聞き取り調査をするための基本的な訓練は受けたんだよね。
基本的な文献はどれくらい読んだの?
世界史や日本史の教科書くらいは通読したんだよね。〉(『誇りある沖縄へ』227~228ページ)
高校生が使った「真実」という言葉に反応して突っ込みを入れているのだが、40代後半でとうに「中堅」に達した大学教授の、この反応は何なのだろうか。先に述べた「大人の目」や「教育職」としての「配慮や余裕」などまるでなく、高校生を〈稚拙な詩〉で問いつめている。

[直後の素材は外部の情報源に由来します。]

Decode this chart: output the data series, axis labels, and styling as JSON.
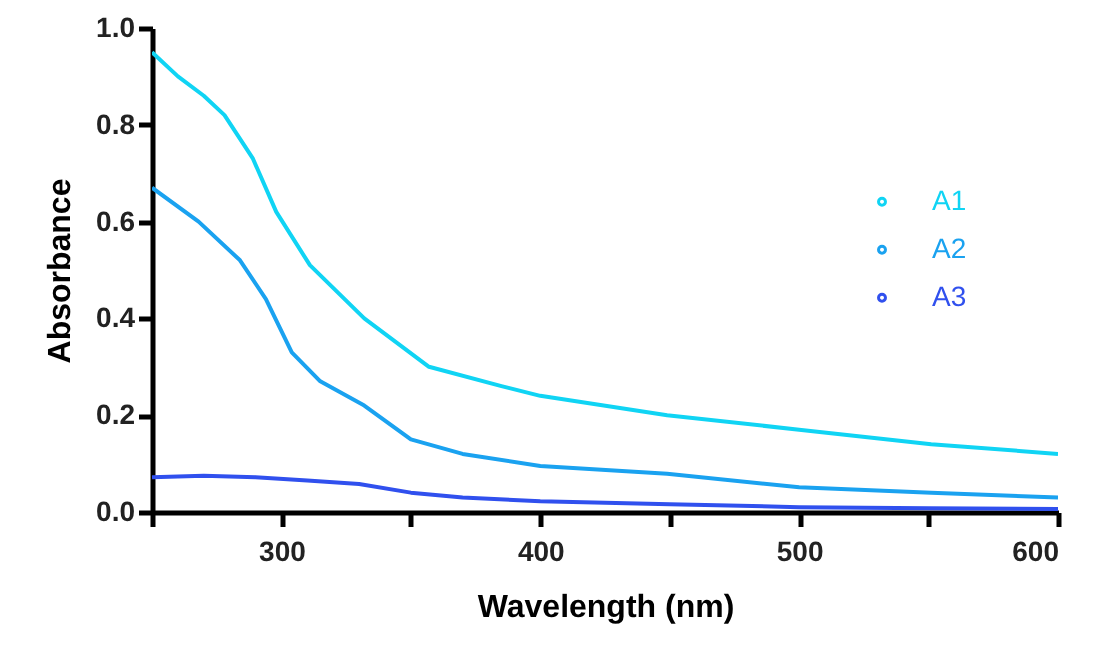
{
  "chart_data": {
    "type": "line",
    "xlabel": "Wavelength (nm)",
    "ylabel": "Absorbance",
    "xlim": [
      250,
      600
    ],
    "ylim": [
      0,
      1
    ],
    "xticks": [
      {
        "value": 250,
        "label": null
      },
      300,
      {
        "value": 350,
        "label": null
      },
      400,
      {
        "value": 450,
        "label": null
      },
      500,
      {
        "value": 550,
        "label": null
      },
      600
    ],
    "yticks": [
      {
        "value": 0,
        "label": "0.0"
      },
      0.2,
      0.4,
      0.6,
      0.8,
      {
        "value": 1,
        "label": "1.0"
      }
    ],
    "grid": false,
    "legend": "right",
    "marker": "none",
    "line_style": "solid",
    "series": [
      {
        "name": "A1",
        "color": "#10d4f4",
        "x": [
          250,
          260,
          270,
          278,
          289,
          298,
          311,
          332,
          357,
          385,
          400,
          449,
          500,
          551,
          600
        ],
        "values": [
          0.95,
          0.9,
          0.86,
          0.82,
          0.73,
          0.62,
          0.51,
          0.4,
          0.3,
          0.26,
          0.24,
          0.2,
          0.17,
          0.14,
          0.12
        ]
      },
      {
        "name": "A2",
        "color": "#1aa2f0",
        "x": [
          250,
          268,
          284,
          294,
          304,
          315,
          332,
          350,
          370,
          400,
          449,
          500,
          551,
          600
        ],
        "values": [
          0.67,
          0.6,
          0.52,
          0.44,
          0.33,
          0.27,
          0.22,
          0.15,
          0.12,
          0.095,
          0.079,
          0.051,
          0.04,
          0.03
        ]
      },
      {
        "name": "A3",
        "color": "#3050ee",
        "x": [
          250,
          270,
          290,
          310,
          330,
          350,
          370,
          400,
          450,
          500,
          550,
          600
        ],
        "values": [
          0.072,
          0.075,
          0.072,
          0.065,
          0.058,
          0.04,
          0.03,
          0.022,
          0.016,
          0.01,
          0.008,
          0.006
        ]
      }
    ]
  }
}
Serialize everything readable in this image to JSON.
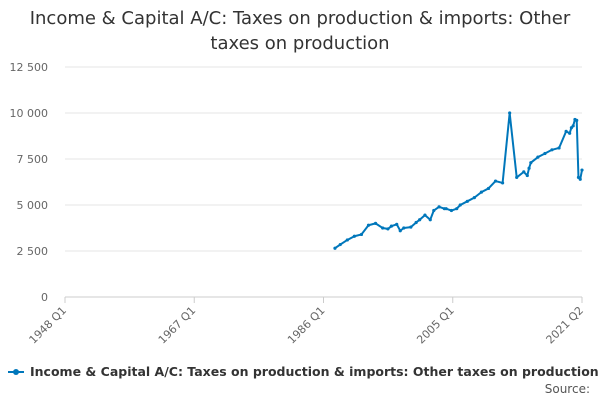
{
  "colors": {
    "series": "#0077bb",
    "grid": "#e6e6e6",
    "axis": "#cccccc",
    "tick_label": "#666666"
  },
  "chart_data": {
    "type": "line",
    "title_lines": [
      "Income & Capital A/C: Taxes on production & imports: Other",
      "taxes on production"
    ],
    "xlabel": "",
    "ylabel": "",
    "x_tick_labels": [
      "1948 Q1",
      "1967 Q1",
      "1986 Q1",
      "2005 Q1",
      "2021 Q2"
    ],
    "y_tick_labels": [
      "0",
      "2 500",
      "5 000",
      "7 500",
      "10 000",
      "12 500"
    ],
    "y_ticks": [
      0,
      2500,
      5000,
      7500,
      10000,
      12500
    ],
    "ylim": [
      0,
      12500
    ],
    "xlim": [
      1948.0,
      2021.25
    ],
    "grid": true,
    "legend_position": "bottom",
    "source_label": "Source:",
    "series": [
      {
        "name": "Income & Capital A/C: Taxes on production & imports: Other taxes on production",
        "x": [
          1986.25,
          1987,
          1988,
          1989,
          1990,
          1991,
          1992,
          1993,
          1993.75,
          1994.25,
          1995,
          1995.5,
          1996,
          1997,
          1997.75,
          1998.25,
          1999,
          1999.75,
          2000.25,
          2001,
          2001.75,
          2002,
          2002.75,
          2003.5,
          2004,
          2005,
          2006,
          2007,
          2008,
          2009,
          2010,
          2011,
          2012,
          2013,
          2013.5,
          2013.75,
          2014,
          2015,
          2016,
          2017,
          2018,
          2019,
          2019.5,
          2019.75,
          2020,
          2020.25,
          2020.5,
          2020.75,
          2021,
          2021.25
        ],
        "y": [
          2650,
          2850,
          3100,
          3300,
          3400,
          3900,
          4000,
          3750,
          3700,
          3850,
          3950,
          3600,
          3750,
          3800,
          4050,
          4200,
          4450,
          4200,
          4700,
          4900,
          4800,
          4800,
          4700,
          4800,
          5000,
          5200,
          5400,
          5700,
          5900,
          6300,
          6200,
          10000,
          6500,
          6800,
          6600,
          7000,
          7300,
          7600,
          7800,
          8000,
          8100,
          9000,
          8900,
          9200,
          9300,
          9650,
          9600,
          6500,
          6400,
          6900
        ]
      }
    ]
  }
}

社会学を専攻する大学教授から、直接そういう質問をぶつけられたら、たいていの高校生は答えに詰まってしまうだろう。高校生が沖縄戦について自分で調べたり話を聞いたにしても、それには自ずから限界がある。高校のカリキュラムにないのだから、聞き取り調査の基本訓練など受けているはずもない。基本的な文献がどの範囲を指しているか不明だが、それを読んでいる量も知れているだろう。世界史や日本史を選択しているとも限らない。
しかし、そんなことは最初から分かりきったことだ。未熟であることが分かっている高校生にこういう質問を投げつけて、〈本当は何も知らないのに〉〈世の中の雰囲気に皆がのまれてしまった〉ことを自覚させようとする前に、宮城は教育職にある者として、もう少し長い目で高校生たちの姿を見守れないのだろうか。

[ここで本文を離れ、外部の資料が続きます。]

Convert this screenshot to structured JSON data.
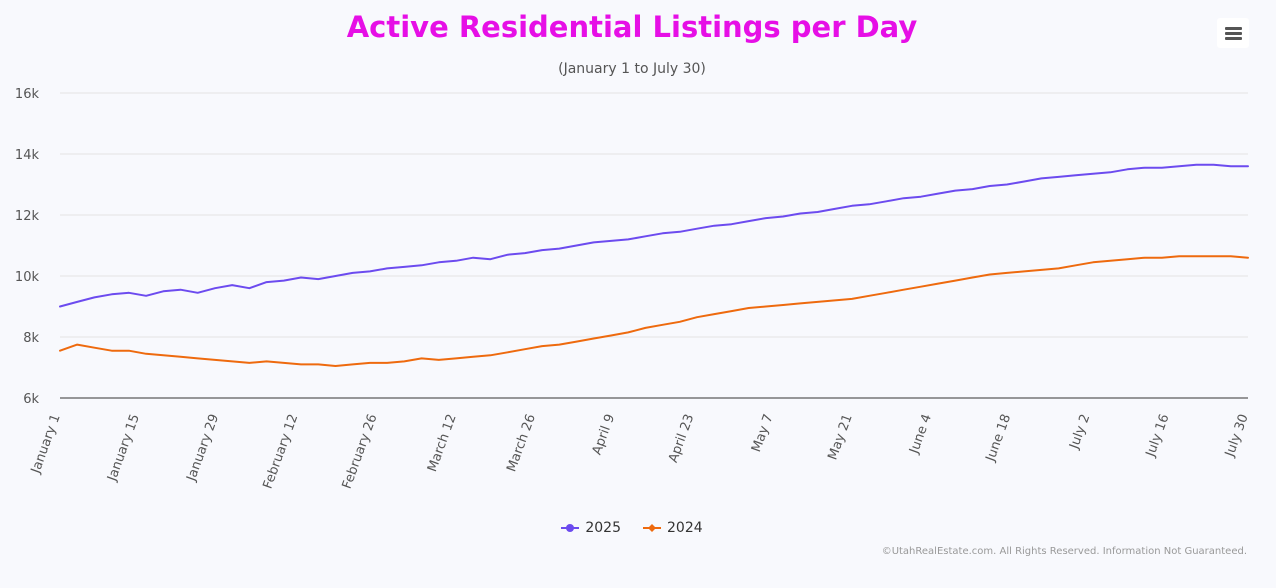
{
  "chart_data": {
    "type": "line",
    "title": "Active Residential Listings per Day",
    "subtitle": "(January 1 to July 30)",
    "xlabel": "",
    "ylabel": "",
    "ylim": [
      6000,
      16000
    ],
    "y_ticks": [
      "6k",
      "8k",
      "10k",
      "12k",
      "14k",
      "16k"
    ],
    "y_tick_values": [
      6000,
      8000,
      10000,
      12000,
      14000,
      16000
    ],
    "x_tick_labels": [
      "January 1",
      "January 15",
      "January 29",
      "February 12",
      "February 26",
      "March 12",
      "March 26",
      "April 9",
      "April 23",
      "May 7",
      "May 21",
      "June 4",
      "June 18",
      "July 2",
      "July 16",
      "July 30"
    ],
    "grid": true,
    "legend_position": "bottom",
    "series": [
      {
        "name": "2025",
        "color": "#6c4bef",
        "values": [
          9000,
          9150,
          9300,
          9400,
          9450,
          9350,
          9500,
          9550,
          9450,
          9600,
          9700,
          9600,
          9800,
          9850,
          9950,
          9900,
          10000,
          10100,
          10150,
          10250,
          10300,
          10350,
          10450,
          10500,
          10600,
          10550,
          10700,
          10750,
          10850,
          10900,
          11000,
          11100,
          11150,
          11200,
          11300,
          11400,
          11450,
          11550,
          11650,
          11700,
          11800,
          11900,
          11950,
          12050,
          12100,
          12200,
          12300,
          12350,
          12450,
          12550,
          12600,
          12700,
          12800,
          12850,
          12950,
          13000,
          13100,
          13200,
          13250,
          13300,
          13350,
          13400,
          13500,
          13550,
          13550,
          13600,
          13650,
          13650,
          13600,
          13600
        ]
      },
      {
        "name": "2024",
        "color": "#ee6a0e",
        "values": [
          7550,
          7750,
          7650,
          7550,
          7550,
          7450,
          7400,
          7350,
          7300,
          7250,
          7200,
          7150,
          7200,
          7150,
          7100,
          7100,
          7050,
          7100,
          7150,
          7150,
          7200,
          7300,
          7250,
          7300,
          7350,
          7400,
          7500,
          7600,
          7700,
          7750,
          7850,
          7950,
          8050,
          8150,
          8300,
          8400,
          8500,
          8650,
          8750,
          8850,
          8950,
          9000,
          9050,
          9100,
          9150,
          9200,
          9250,
          9350,
          9450,
          9550,
          9650,
          9750,
          9850,
          9950,
          10050,
          10100,
          10150,
          10200,
          10250,
          10350,
          10450,
          10500,
          10550,
          10600,
          10600,
          10650,
          10650,
          10650,
          10650,
          10600
        ]
      }
    ]
  },
  "menu": {
    "icon": "hamburger-menu-icon"
  },
  "credits": "©UtahRealEstate.com. All Rights Reserved. Information Not Guaranteed."
}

また、私が疑問なのは、9・29県民大会には、実行委員長を務めた仲里県議会議長(当時)や仲井真県知事をはじめ、各種団体代表や渡嘉敷島・座間味島の「集団自決」の生存者など多くの発言者があった。それらの発言者でなく、なぜ高校生たちがことさら注目されるのだろうか。宮城だけではない。小林よしのりや秦郁彦にしてもそうだ。そこにはいくつか理由があるだろう。
一つには、仲里議長や仲井真知事を批判すると、9・29県民大会が保革の枠を超えて全県民的な取り組みとして実現されたことが鮮明になってしまうからだ。そんなことは新聞やテレビの報道で知れ渡っていると思うのだが、沖縄が「左翼」に占拠された「全体主義の島」であることを強調したい者には、9・29県民大会も左翼の集会として描き出したいのだろう。だから仲里議長や仲井真知事だけでなく、県民大会の多様性を示す他の発言者も取り上げられず、様々な立場の人が集まった県民大会の実際の様子は無視されるのだ。

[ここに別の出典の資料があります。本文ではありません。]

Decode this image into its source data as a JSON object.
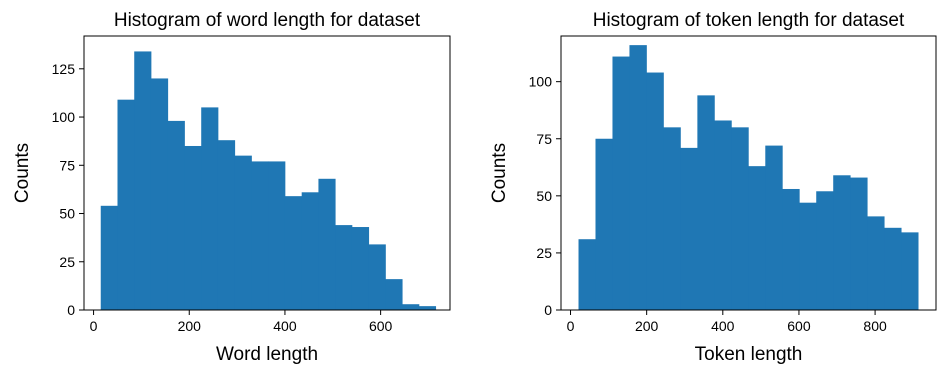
{
  "colors": {
    "bar": "#1f77b4",
    "axis": "#000000",
    "background": "#ffffff"
  },
  "chart_data": [
    {
      "type": "bar",
      "title": "Histogram of word length for dataset",
      "xlabel": "Word length",
      "ylabel": "Counts",
      "xlim": [
        -20,
        745
      ],
      "ylim": [
        0,
        142
      ],
      "xticks": [
        0,
        200,
        400,
        600
      ],
      "xtick_labels": [
        "0",
        "200",
        "400",
        "600"
      ],
      "yticks": [
        0,
        25,
        50,
        75,
        100,
        125
      ],
      "ytick_labels": [
        "0",
        "25",
        "50",
        "75",
        "100",
        "125"
      ],
      "grid": false,
      "legend": "none",
      "bin_edges": [
        15,
        50,
        85,
        120,
        155,
        190,
        225,
        260,
        295,
        330,
        365,
        400,
        435,
        470,
        505,
        540,
        575,
        610,
        645,
        680,
        715
      ],
      "values": [
        54,
        109,
        134,
        120,
        98,
        85,
        105,
        88,
        80,
        77,
        77,
        59,
        61,
        68,
        44,
        43,
        34,
        16,
        3,
        2
      ]
    },
    {
      "type": "bar",
      "title": "Histogram of token length for dataset",
      "xlabel": "Token length",
      "ylabel": "Counts",
      "xlim": [
        -25,
        960
      ],
      "ylim": [
        0,
        120
      ],
      "xticks": [
        0,
        200,
        400,
        600,
        800
      ],
      "xtick_labels": [
        "0",
        "200",
        "400",
        "600",
        "800"
      ],
      "yticks": [
        0,
        25,
        50,
        75,
        100
      ],
      "ytick_labels": [
        "0",
        "25",
        "50",
        "75",
        "100"
      ],
      "grid": false,
      "legend": "none",
      "bin_edges": [
        21,
        65.6,
        110.2,
        154.8,
        199.4,
        244,
        288.6,
        333.2,
        377.8,
        422.4,
        467,
        511.6,
        556.2,
        600.8,
        645.4,
        690,
        734.6,
        779.2,
        823.8,
        868.4,
        913
      ],
      "values": [
        31,
        75,
        111,
        116,
        104,
        80,
        71,
        94,
        83,
        80,
        63,
        72,
        53,
        47,
        52,
        59,
        58,
        41,
        36,
        34
      ]
    }
  ]
}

二つ目には相手が高校生だと利用しやすく、叩きやすいというのがある。『誇りある沖縄へ』では、沖縄のマスコミと教職員組合への批判が執拗に行われている。マスコミ報道と教組の平和教育が諸悪の根源のように激しい批判が投げつけられているが、高校生の発言は両方の影響を受けたものとして、マスコミ批判と平和教育批判を一度にできるため、格好の対象として利用されている。
宮城能彦の〈稚拙な詩〉には、〈今の新聞は真実を書いているのか?/今の大人たちは真実を語っているのか?/今の先生たちは真実を教えているのか?〉という一節があるが、高校生の発言を使って宮城が「あとがき」でやっているのも、平和教育批判とマスコミ批判なのだ。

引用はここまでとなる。